Wirtschaftspolitik ohne konkretes
Kunasek und seine schwarze Stellvertreterin Manuela Khom stehen vor einer Wirtschaftskrise. Ob die Landesregierung mit symbolischen Projekten langfristig punkten kann, wird sich erst zeigen. Zwar bekennt sich die Koalition zum Industriestandort Steiermark und möchte diesen durch „bessere Rahmenbedingungen“ stärken, doch bleibt unklar, was konkret damit gemeint ist. Neben der klassischen Forderung nach einer Lohnnebenkostensenkung vom Bund sieht das Arbeitsübereinkommen die Erhaltung der Flugverbindung Wien-Graz vor. Man bekennt sich zudem zur „Technologieoffenheit“ im Verkehr – was bedeutet, dass der Verbrennungsmotor weiterhin eine Rolle spielen soll. Ebenso wird keine LKW-Maut auf Landes- und Gemeindestraßen eingehoben – so wie es bisher der Fall war. Ein solcher Ansatz klingt allerdings kaum nach einem Gamechanger für die angeschlagene Industrie.

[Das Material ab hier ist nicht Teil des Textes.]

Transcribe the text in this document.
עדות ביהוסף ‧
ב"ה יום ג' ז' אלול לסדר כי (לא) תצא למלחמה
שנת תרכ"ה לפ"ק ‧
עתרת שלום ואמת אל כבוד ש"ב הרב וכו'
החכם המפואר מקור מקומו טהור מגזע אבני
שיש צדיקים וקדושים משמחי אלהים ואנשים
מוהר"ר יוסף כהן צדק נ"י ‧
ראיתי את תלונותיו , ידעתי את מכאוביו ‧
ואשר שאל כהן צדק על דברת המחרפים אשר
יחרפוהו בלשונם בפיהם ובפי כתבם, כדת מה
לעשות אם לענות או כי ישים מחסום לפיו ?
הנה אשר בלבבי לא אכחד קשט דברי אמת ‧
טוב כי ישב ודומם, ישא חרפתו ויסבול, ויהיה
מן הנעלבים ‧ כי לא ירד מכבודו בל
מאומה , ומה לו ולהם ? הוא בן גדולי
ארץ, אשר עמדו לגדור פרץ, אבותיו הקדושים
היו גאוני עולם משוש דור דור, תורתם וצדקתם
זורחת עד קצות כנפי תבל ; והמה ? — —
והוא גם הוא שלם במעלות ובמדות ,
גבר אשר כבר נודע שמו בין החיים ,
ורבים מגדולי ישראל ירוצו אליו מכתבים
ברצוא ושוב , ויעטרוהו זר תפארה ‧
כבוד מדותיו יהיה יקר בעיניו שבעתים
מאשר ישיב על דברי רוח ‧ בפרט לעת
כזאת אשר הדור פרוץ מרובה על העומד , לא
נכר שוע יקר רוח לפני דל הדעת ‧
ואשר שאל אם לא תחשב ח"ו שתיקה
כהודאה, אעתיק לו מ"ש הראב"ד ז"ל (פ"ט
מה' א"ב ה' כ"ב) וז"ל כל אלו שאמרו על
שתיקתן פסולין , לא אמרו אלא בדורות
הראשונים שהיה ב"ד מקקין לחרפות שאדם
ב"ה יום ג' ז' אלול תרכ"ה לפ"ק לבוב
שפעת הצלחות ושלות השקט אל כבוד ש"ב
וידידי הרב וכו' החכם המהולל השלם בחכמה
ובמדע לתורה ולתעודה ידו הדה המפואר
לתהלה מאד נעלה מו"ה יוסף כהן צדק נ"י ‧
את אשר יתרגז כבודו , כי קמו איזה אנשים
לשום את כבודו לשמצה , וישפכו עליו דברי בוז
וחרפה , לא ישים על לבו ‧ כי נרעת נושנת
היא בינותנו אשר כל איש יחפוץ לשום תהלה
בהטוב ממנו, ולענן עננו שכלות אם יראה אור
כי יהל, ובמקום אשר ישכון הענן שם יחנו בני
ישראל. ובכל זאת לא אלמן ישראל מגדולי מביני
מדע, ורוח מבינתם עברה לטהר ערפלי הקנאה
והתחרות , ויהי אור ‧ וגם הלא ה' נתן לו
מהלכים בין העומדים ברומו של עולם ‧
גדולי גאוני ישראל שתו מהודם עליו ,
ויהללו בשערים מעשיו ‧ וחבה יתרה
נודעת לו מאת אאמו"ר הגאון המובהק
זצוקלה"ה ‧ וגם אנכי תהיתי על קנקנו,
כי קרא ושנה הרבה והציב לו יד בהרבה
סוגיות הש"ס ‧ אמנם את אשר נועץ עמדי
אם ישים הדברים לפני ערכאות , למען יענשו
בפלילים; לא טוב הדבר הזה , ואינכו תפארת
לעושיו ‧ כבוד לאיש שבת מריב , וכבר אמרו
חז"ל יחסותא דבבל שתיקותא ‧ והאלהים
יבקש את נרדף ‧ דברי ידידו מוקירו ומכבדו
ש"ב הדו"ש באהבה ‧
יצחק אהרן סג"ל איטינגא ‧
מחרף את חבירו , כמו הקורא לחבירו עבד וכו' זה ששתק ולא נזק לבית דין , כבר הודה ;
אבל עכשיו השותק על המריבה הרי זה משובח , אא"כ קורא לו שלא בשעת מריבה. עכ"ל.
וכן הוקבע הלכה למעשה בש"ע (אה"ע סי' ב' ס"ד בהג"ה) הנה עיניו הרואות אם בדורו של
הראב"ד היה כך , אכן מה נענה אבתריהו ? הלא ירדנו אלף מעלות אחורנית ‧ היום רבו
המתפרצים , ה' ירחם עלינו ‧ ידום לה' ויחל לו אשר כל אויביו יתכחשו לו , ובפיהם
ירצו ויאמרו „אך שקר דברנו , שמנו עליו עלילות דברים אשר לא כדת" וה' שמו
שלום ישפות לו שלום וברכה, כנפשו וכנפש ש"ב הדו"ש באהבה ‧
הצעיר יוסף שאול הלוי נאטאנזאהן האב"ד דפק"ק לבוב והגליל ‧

Die Industrie, die etwa ein Drittel der Wertschöpfung des Landes ausmacht, schwächelt europaweit und besonders in der Steiermark. Zwar liegt die Arbeitslosenquote im Bundesschnitt, doch in der klassischen Industrie steigen die Zahlen rasant. Im November stieg die Quote von 5,5 im Vorjahr auf nunmehr 6,3 Prozent. Ein Problem, das im Regierungsprogramm keine Erwähnung findet.
Während das Programm in Wertefragen klare Positionen einnimmt, mangelt es der Wirtschaftspolitik noch an Substanz. Lediglich die Ankündigung, an einem „Steiermark-Plan“ zu arbeiten, um gezielte Investitionen zu fördern, findet sich im Programm.
Immerhin räumt der neue Landeshauptmann ein: „Die Finanzen sind angespannt.“ Bis Jänner will Kunasek nach „Einsparungsmöglichkeiten“ in den Ressorts suchen.